Date | November 2014 | Marks available | 2 | Reference code | 14N.1.sl.TZ0.2 |
Level | SL only | Paper | 1 | Time zone | TZ0 |
Command term | Calculate | Question number | 2 | Adapted from | N/A |
Question
The four points A(−6, −11) , B(−2, 7) , C(4, 9) and D(6, 3) define the vertices of a kite.
Calculate the distance between points \({\text{B}}\) and \({\text{D}}\).
The distance between points \({\text{A}}\) and \({\text{C}}\) is \(\sqrt {500} \).
Calculate the area of the kite \({\text{ABCD}}\).
Markscheme
\({\text{BD}} = \sqrt {\left( {{4^2} + {8^2}} \right)} \) (M1)
Note: Award (M1) for correct substitution into the distance formula.
\( = 8.94\left( {8.94427 \ldots ,{\text{ }}\sqrt {80} ,{\text{ }}4\sqrt 5 } \right)\) (A1) (C2)
Area \({\text{ABCD}} = 2 \times \left( {0.5 \times \frac{{{\text{their BD}}}}{2} \times \sqrt {500} } \right)\) (M1)(M1)(M1)
Note: Award (M1) for dividing their BD by 2, (M1) for correct substitution into the area of triangle formula, (M1) for adding two triangles (or multiplied by 2).

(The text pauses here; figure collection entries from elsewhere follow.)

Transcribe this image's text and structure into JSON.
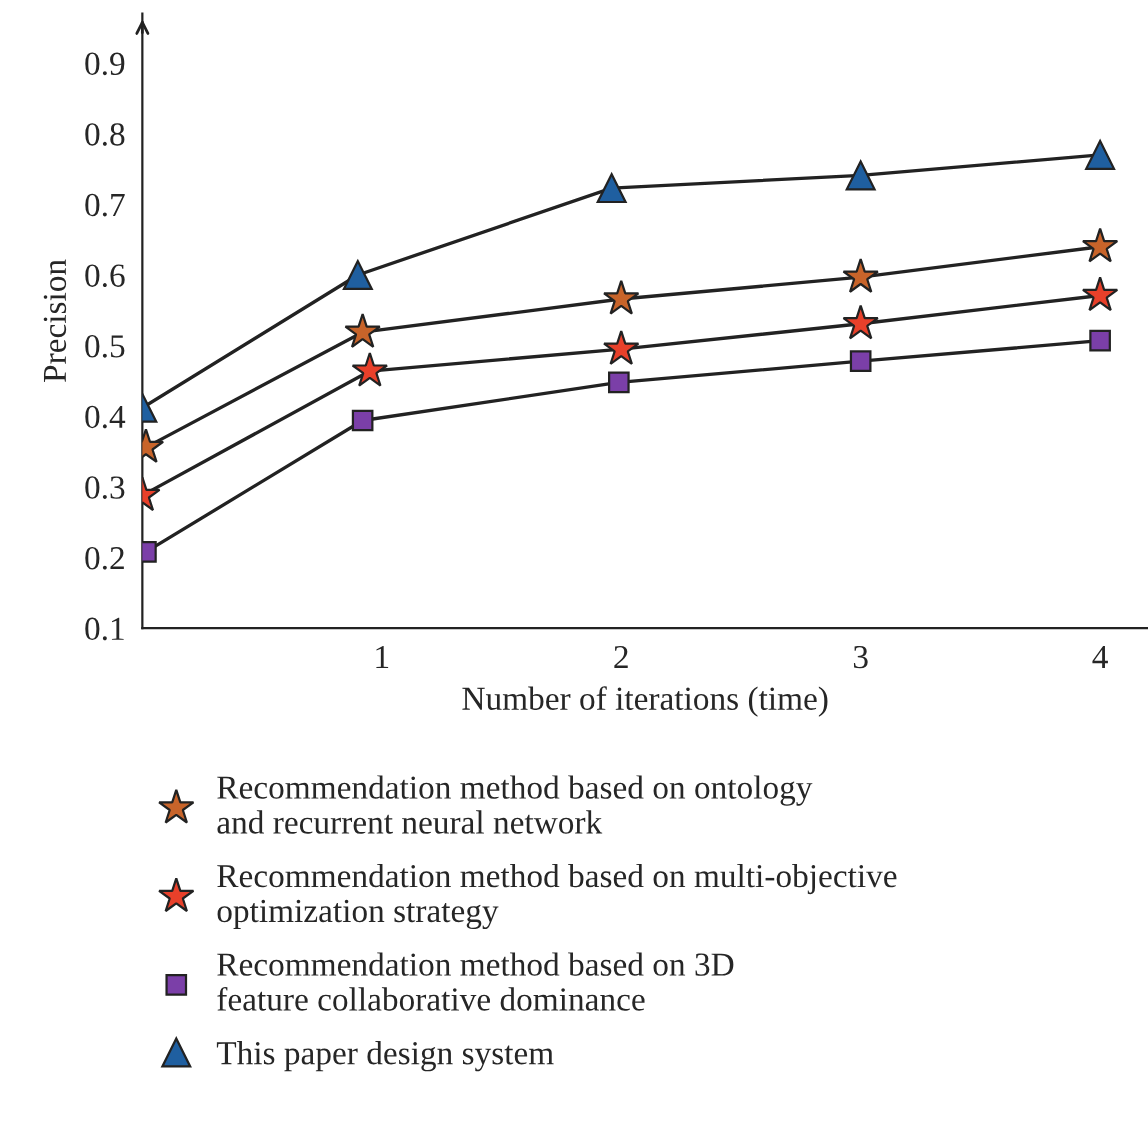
{
  "chart_data": {
    "type": "line",
    "xlabel": "Number of iterations (time)",
    "ylabel": "Precision",
    "xlim": [
      0,
      4.2
    ],
    "xticks": [
      1,
      2,
      3,
      4
    ],
    "ylim": [
      0.1,
      0.97
    ],
    "yticks": [
      0.1,
      0.2,
      0.3,
      0.4,
      0.5,
      0.6,
      0.7,
      0.8,
      0.9
    ],
    "grid": false,
    "legend": "bottom",
    "line_style": "solid",
    "series": [
      {
        "name": "Recommendation method based on ontology\nand recurrent neural network",
        "color": "#c8642a",
        "marker": "star",
        "x": [
          0.015,
          0.92,
          2.0,
          3.0,
          4.0
        ],
        "values": [
          0.356,
          0.519,
          0.566,
          0.597,
          0.64
        ]
      },
      {
        "name": "Recommendation method based on multi-objective\noptimization strategy",
        "color": "#e8402a",
        "marker": "star",
        "x": [
          0.0,
          0.95,
          2.0,
          3.0,
          4.0
        ],
        "values": [
          0.288,
          0.464,
          0.495,
          0.531,
          0.571
        ]
      },
      {
        "name": "Recommendation method based on 3D\nfeature collaborative dominance",
        "color": "#7b3fa8",
        "marker": "square",
        "x": [
          0.015,
          0.92,
          1.99,
          3.0,
          4.0
        ],
        "values": [
          0.208,
          0.394,
          0.448,
          0.478,
          0.507
        ]
      },
      {
        "name": "This paper design system",
        "color": "#1f5fa0",
        "marker": "triangle",
        "x": [
          0.0,
          0.9,
          1.96,
          3.0,
          4.0
        ],
        "values": [
          0.412,
          0.6,
          0.723,
          0.741,
          0.77
        ]
      }
    ]
  }
}
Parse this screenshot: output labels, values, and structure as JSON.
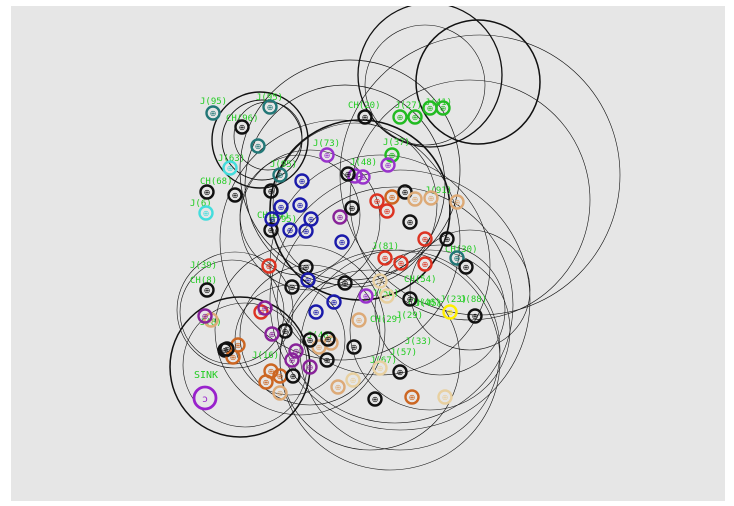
{
  "colors": {
    "background": "#e6e6e6",
    "range": "#111111",
    "label_green": "#22cc22",
    "black": "#111111",
    "green": "#22bb22",
    "teal": "#227777",
    "cyan": "#44dddd",
    "blue": "#1a1aaa",
    "purple": "#882299",
    "violet": "#9933cc",
    "red": "#dd3322",
    "orange": "#cc6622",
    "tan": "#ddaa77",
    "beige": "#e8d0a0",
    "yellow": "#ffee00",
    "sink": "#9922cc"
  },
  "sink": {
    "label": "SINK",
    "glyph": "ↄ"
  },
  "labels": [
    {
      "text": "J(95)"
    },
    {
      "text": "J(95)"
    },
    {
      "text": "CH(96)"
    },
    {
      "text": "J(63)"
    },
    {
      "text": "J(95)"
    },
    {
      "text": "CH(68)"
    },
    {
      "text": "J(6)"
    },
    {
      "text": "J(73)"
    },
    {
      "text": "J(37)"
    },
    {
      "text": "CH(20)"
    },
    {
      "text": "J(27)"
    },
    {
      "text": "J(41)"
    },
    {
      "text": "J(48)"
    },
    {
      "text": "J(81)"
    },
    {
      "text": "J(95)"
    },
    {
      "text": "CH(94)"
    },
    {
      "text": "J(39)"
    },
    {
      "text": "CH(8)"
    },
    {
      "text": "J(8)"
    },
    {
      "text": "J(50)"
    },
    {
      "text": "CH(29)"
    },
    {
      "text": "J(29)"
    },
    {
      "text": "CH(54)"
    },
    {
      "text": "CH(30)"
    },
    {
      "text": "CH(46)"
    },
    {
      "text": "J(91)"
    },
    {
      "text": "J(48)"
    },
    {
      "text": "J(16)"
    },
    {
      "text": "J(67)"
    },
    {
      "text": "J(57)"
    },
    {
      "text": "J(33)"
    },
    {
      "text": "J(45)"
    },
    {
      "text": "J(23)"
    },
    {
      "text": "J(88)"
    }
  ],
  "nodes": [
    {
      "color": "teal",
      "glyph": "⊕"
    },
    {
      "color": "teal",
      "glyph": "⊕"
    },
    {
      "color": "black",
      "glyph": "⊕"
    },
    {
      "color": "teal",
      "glyph": "⊕"
    },
    {
      "color": "cyan",
      "glyph": "⊕"
    },
    {
      "color": "black",
      "glyph": "⊕"
    },
    {
      "color": "cyan",
      "glyph": "⊕"
    },
    {
      "color": "black",
      "glyph": "⊕"
    },
    {
      "color": "green",
      "glyph": "⊕"
    },
    {
      "color": "green",
      "glyph": "⊕"
    },
    {
      "color": "green",
      "glyph": "⊕"
    },
    {
      "color": "green",
      "glyph": "⊕"
    },
    {
      "color": "black",
      "glyph": "⊕"
    },
    {
      "color": "violet",
      "glyph": "⊕"
    },
    {
      "color": "green",
      "glyph": "⊕"
    },
    {
      "color": "violet",
      "glyph": "⊕"
    },
    {
      "color": "violet",
      "glyph": "⊕"
    },
    {
      "color": "violet",
      "glyph": "⊕"
    },
    {
      "color": "black",
      "glyph": "⊕"
    },
    {
      "color": "teal",
      "glyph": "⊕"
    },
    {
      "color": "blue",
      "glyph": "⊕"
    },
    {
      "color": "black",
      "glyph": "⊕"
    },
    {
      "color": "blue",
      "glyph": "⊕"
    },
    {
      "color": "blue",
      "glyph": "⊕"
    },
    {
      "color": "blue",
      "glyph": "⊕"
    },
    {
      "color": "blue",
      "glyph": "⊕"
    },
    {
      "color": "black",
      "glyph": "⊕"
    },
    {
      "color": "blue",
      "glyph": "⊕"
    },
    {
      "color": "blue",
      "glyph": "⊕"
    },
    {
      "color": "purple",
      "glyph": "⊕"
    },
    {
      "color": "black",
      "glyph": "⊕"
    },
    {
      "color": "blue",
      "glyph": "⊕"
    },
    {
      "color": "red",
      "glyph": "⊕"
    },
    {
      "color": "orange",
      "glyph": "⊕"
    },
    {
      "color": "black",
      "glyph": "⊕"
    },
    {
      "color": "tan",
      "glyph": "⊕"
    },
    {
      "color": "tan",
      "glyph": "⊕"
    },
    {
      "color": "tan",
      "glyph": "⊕"
    },
    {
      "color": "red",
      "glyph": "⊕"
    },
    {
      "color": "black",
      "glyph": "⊕"
    },
    {
      "color": "red",
      "glyph": "⊕"
    },
    {
      "color": "black",
      "glyph": "⊕"
    },
    {
      "color": "teal",
      "glyph": "⊕"
    },
    {
      "color": "black",
      "glyph": "⊕"
    },
    {
      "color": "red",
      "glyph": "⊕"
    },
    {
      "color": "red",
      "glyph": "⊕"
    },
    {
      "color": "red",
      "glyph": "⊕"
    },
    {
      "color": "red",
      "glyph": "⊕"
    },
    {
      "color": "black",
      "glyph": "⊕"
    },
    {
      "color": "blue",
      "glyph": "⊕"
    },
    {
      "color": "black",
      "glyph": "⊕"
    },
    {
      "color": "violet",
      "glyph": "⊕"
    },
    {
      "color": "black",
      "glyph": "⊕"
    },
    {
      "color": "red",
      "glyph": "⊕"
    },
    {
      "color": "purple",
      "glyph": "⊕"
    },
    {
      "color": "blue",
      "glyph": "⊕"
    },
    {
      "color": "blue",
      "glyph": "⊕"
    },
    {
      "color": "tan",
      "glyph": "⊕"
    },
    {
      "color": "beige",
      "glyph": "⊕"
    },
    {
      "color": "beige",
      "glyph": "⊕"
    },
    {
      "color": "black",
      "glyph": "⊕"
    },
    {
      "color": "yellow",
      "glyph": "⊕"
    },
    {
      "color": "black",
      "glyph": "⊕"
    },
    {
      "color": "tan",
      "glyph": "⊕"
    },
    {
      "color": "purple",
      "glyph": "⊕"
    },
    {
      "color": "black",
      "glyph": "⊕"
    },
    {
      "color": "orange",
      "glyph": "⊕"
    },
    {
      "color": "black",
      "glyph": "⊕"
    },
    {
      "color": "purple",
      "glyph": "⊕"
    },
    {
      "color": "purple",
      "glyph": "⊕"
    },
    {
      "color": "purple",
      "glyph": "⊕"
    },
    {
      "color": "purple",
      "glyph": "⊕"
    },
    {
      "color": "black",
      "glyph": "⊕"
    },
    {
      "color": "tan",
      "glyph": "⊕"
    },
    {
      "color": "tan",
      "glyph": "⊕"
    },
    {
      "color": "orange",
      "glyph": "⊕"
    },
    {
      "color": "orange",
      "glyph": "⊕"
    },
    {
      "color": "orange",
      "glyph": "⊕"
    },
    {
      "color": "black",
      "glyph": "⊕"
    },
    {
      "color": "tan",
      "glyph": "⊕"
    },
    {
      "color": "beige",
      "glyph": "⊕"
    },
    {
      "color": "beige",
      "glyph": "⊕"
    },
    {
      "color": "black",
      "glyph": "⊕"
    },
    {
      "color": "beige",
      "glyph": "⊕"
    },
    {
      "color": "tan",
      "glyph": "⊕"
    },
    {
      "color": "black",
      "glyph": "⊕"
    },
    {
      "color": "orange",
      "glyph": "⊕"
    },
    {
      "color": "black",
      "glyph": "⊕"
    },
    {
      "color": "black",
      "glyph": "⊕"
    },
    {
      "color": "black",
      "glyph": "⊕"
    },
    {
      "color": "black",
      "glyph": "⊕"
    },
    {
      "color": "black",
      "glyph": "⊕"
    },
    {
      "color": "orange",
      "glyph": "⊕"
    }
  ]
}
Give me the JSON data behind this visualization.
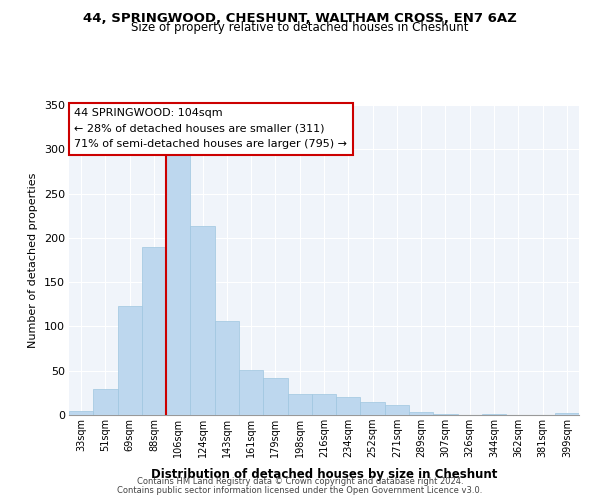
{
  "title1": "44, SPRINGWOOD, CHESHUNT, WALTHAM CROSS, EN7 6AZ",
  "title2": "Size of property relative to detached houses in Cheshunt",
  "xlabel": "Distribution of detached houses by size in Cheshunt",
  "ylabel": "Number of detached properties",
  "categories": [
    "33sqm",
    "51sqm",
    "69sqm",
    "88sqm",
    "106sqm",
    "124sqm",
    "143sqm",
    "161sqm",
    "179sqm",
    "198sqm",
    "216sqm",
    "234sqm",
    "252sqm",
    "271sqm",
    "289sqm",
    "307sqm",
    "326sqm",
    "344sqm",
    "362sqm",
    "381sqm",
    "399sqm"
  ],
  "values": [
    5,
    29,
    123,
    190,
    293,
    213,
    106,
    51,
    42,
    24,
    24,
    20,
    15,
    11,
    3,
    1,
    0,
    1,
    0,
    0,
    2
  ],
  "bar_color": "#bdd7ee",
  "bar_edge_color": "#9ec6e0",
  "highlight_line_index": 4,
  "highlight_line_color": "#cc0000",
  "annotation_title": "44 SPRINGWOOD: 104sqm",
  "annotation_line1": "← 28% of detached houses are smaller (311)",
  "annotation_line2": "71% of semi-detached houses are larger (795) →",
  "annotation_box_edgecolor": "#cc0000",
  "ylim": [
    0,
    350
  ],
  "yticks": [
    0,
    50,
    100,
    150,
    200,
    250,
    300,
    350
  ],
  "footer1": "Contains HM Land Registry data © Crown copyright and database right 2024.",
  "footer2": "Contains public sector information licensed under the Open Government Licence v3.0.",
  "bg_color": "#f0f4fa"
}
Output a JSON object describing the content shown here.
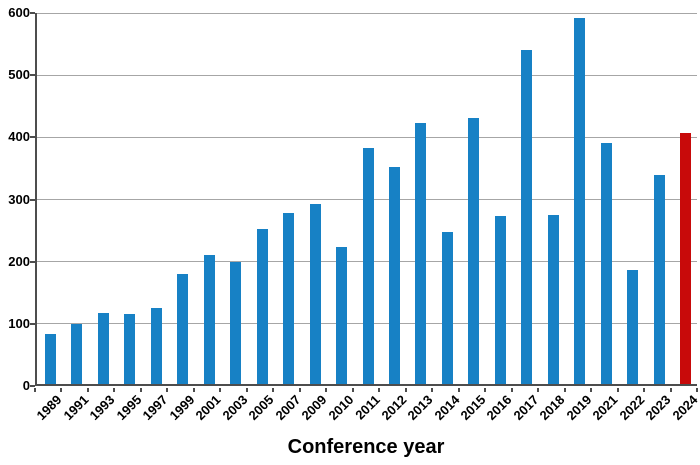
{
  "chart_data": {
    "type": "bar",
    "title": "",
    "xlabel": "Conference year",
    "ylabel": "",
    "ylim": [
      0,
      600
    ],
    "yticks": [
      0,
      100,
      200,
      300,
      400,
      500,
      600
    ],
    "grid": true,
    "legend": "none",
    "categories": [
      "1989",
      "1991",
      "1993",
      "1995",
      "1997",
      "1999",
      "2001",
      "2003",
      "2005",
      "2007",
      "2009",
      "2010",
      "2011",
      "2012",
      "2013",
      "2014",
      "2015",
      "2016",
      "2017",
      "2018",
      "2019",
      "2021",
      "2022",
      "2023",
      "2024"
    ],
    "values": [
      80,
      97,
      114,
      112,
      123,
      177,
      208,
      196,
      249,
      275,
      289,
      220,
      379,
      349,
      420,
      245,
      428,
      270,
      538,
      272,
      589,
      387,
      184,
      336,
      404
    ],
    "highlight_category": "2024",
    "colors": {
      "bar": "#1781c5",
      "highlight": "#c80a0a",
      "gridline": "#a6a6a6",
      "axis": "#4d4d4d",
      "text": "#000000",
      "background": "#ffffff"
    }
  }
}
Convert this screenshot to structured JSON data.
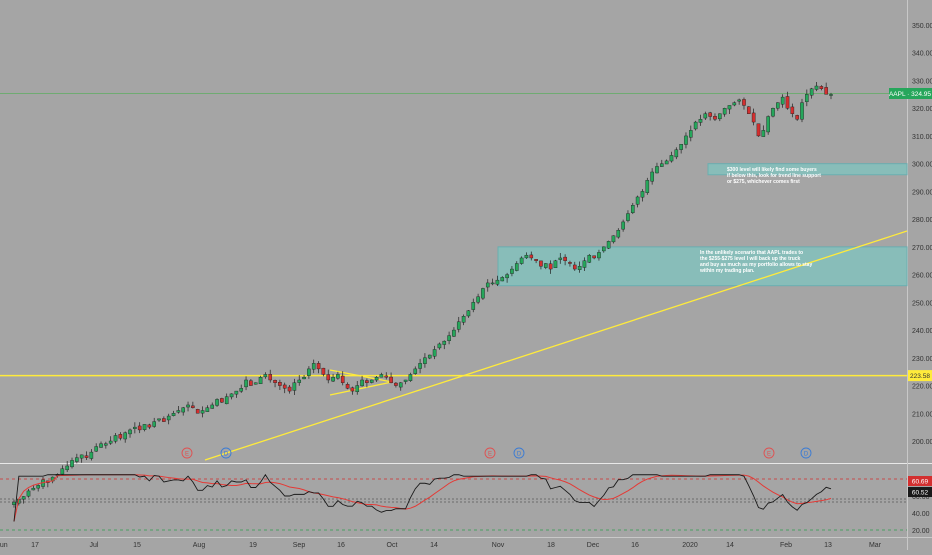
{
  "chart_data": {
    "type": "candlestick",
    "ticker_label": "AAPL · 324.95",
    "last_price": 324.95,
    "level_label": "223.58",
    "level_price": 223.58,
    "y_ticks": [
      "350.00",
      "340.00",
      "330.00",
      "320.00",
      "310.00",
      "300.00",
      "290.00",
      "280.00",
      "270.00",
      "260.00",
      "250.00",
      "240.00",
      "230.00",
      "220.00",
      "210.00",
      "200.00"
    ],
    "y_tick_values": [
      350,
      340,
      330,
      320,
      310,
      300,
      290,
      280,
      270,
      260,
      250,
      240,
      230,
      220,
      210,
      200
    ],
    "x_ticks": [
      "Jun",
      "17",
      "Jul",
      "15",
      "Aug",
      "19",
      "Sep",
      "16",
      "Oct",
      "14",
      "Nov",
      "18",
      "Dec",
      "16",
      "2020",
      "14",
      "Feb",
      "13",
      "Mar"
    ],
    "ylim": [
      193,
      353
    ],
    "zones": [
      {
        "from": 296,
        "to": 300
      },
      {
        "from": 256,
        "to": 270
      }
    ],
    "annotations": [
      {
        "text": "$300 level will likely find some buyers\nif below this, look for trend line support\nor $275, whichever comes first"
      },
      {
        "text": "In the unlikely scenario that AAPL trades to\nthe $255-$275 level I will back up the truck\nand buy as much as my portfolio allows to stay\nwithin my trading plan."
      }
    ],
    "events": [
      {
        "label": "E"
      },
      {
        "label": "D"
      },
      {
        "label": "E"
      },
      {
        "label": "D"
      },
      {
        "label": "E"
      },
      {
        "label": "D"
      }
    ],
    "candles_close": [
      178,
      179,
      180,
      182,
      183,
      184,
      186,
      185,
      187,
      188,
      190,
      191,
      193,
      194,
      195,
      194,
      196,
      198,
      199,
      199,
      200,
      202,
      201,
      203,
      204,
      205,
      204,
      206,
      205,
      207,
      208,
      207,
      209,
      210,
      211,
      212,
      213,
      212,
      210,
      211,
      212,
      213,
      215,
      214,
      216,
      217,
      218,
      219,
      222,
      220,
      221,
      223,
      224,
      222,
      221,
      220,
      219,
      218,
      221,
      222,
      223,
      226,
      228,
      226,
      224,
      222,
      223,
      224,
      221,
      219,
      218,
      220,
      222,
      221,
      222,
      223,
      224,
      223,
      221,
      220,
      221,
      222,
      224,
      226,
      228,
      230,
      231,
      233,
      235,
      236,
      238,
      240,
      243,
      245,
      247,
      250,
      252,
      255,
      257,
      257,
      258,
      259,
      260,
      262,
      264,
      266,
      267,
      266,
      265,
      263,
      264,
      262,
      265,
      266,
      265,
      264,
      262,
      263,
      265,
      267,
      266,
      268,
      270,
      272,
      274,
      276,
      279,
      282,
      285,
      288,
      290,
      294,
      297,
      299,
      300,
      301,
      303,
      305,
      307,
      310,
      312,
      315,
      316,
      318,
      317,
      316,
      318,
      320,
      321,
      322,
      323,
      321,
      318,
      315,
      310,
      312,
      317,
      320,
      322,
      324,
      320,
      318,
      316,
      322,
      325,
      327,
      328,
      327,
      325,
      324.95
    ],
    "rsi": {
      "ylim": [
        10,
        90
      ],
      "ticks": [
        "80.00",
        "60.00",
        "40.00",
        "20.00"
      ],
      "tick_values": [
        80,
        60,
        40,
        20
      ],
      "upper": 80,
      "lower": 20,
      "value_label": "60.69",
      "ma_label": "60.52",
      "rsi_value": 60.69,
      "ma_value": 60.52
    }
  }
}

Accept alternative methods:
Area of kite \( = 0.5 \times \sqrt {500} \times \) their part (a).
Award (M1) for stating kite formula.
Award (M1) for correctly substituting in \(\sqrt {500} \).
Award (M1) for correctly substituting in their part (a).
\( = 100\) (A1) (C4)
Note: Accept 99.9522 if 3 sf answer is used from part (a).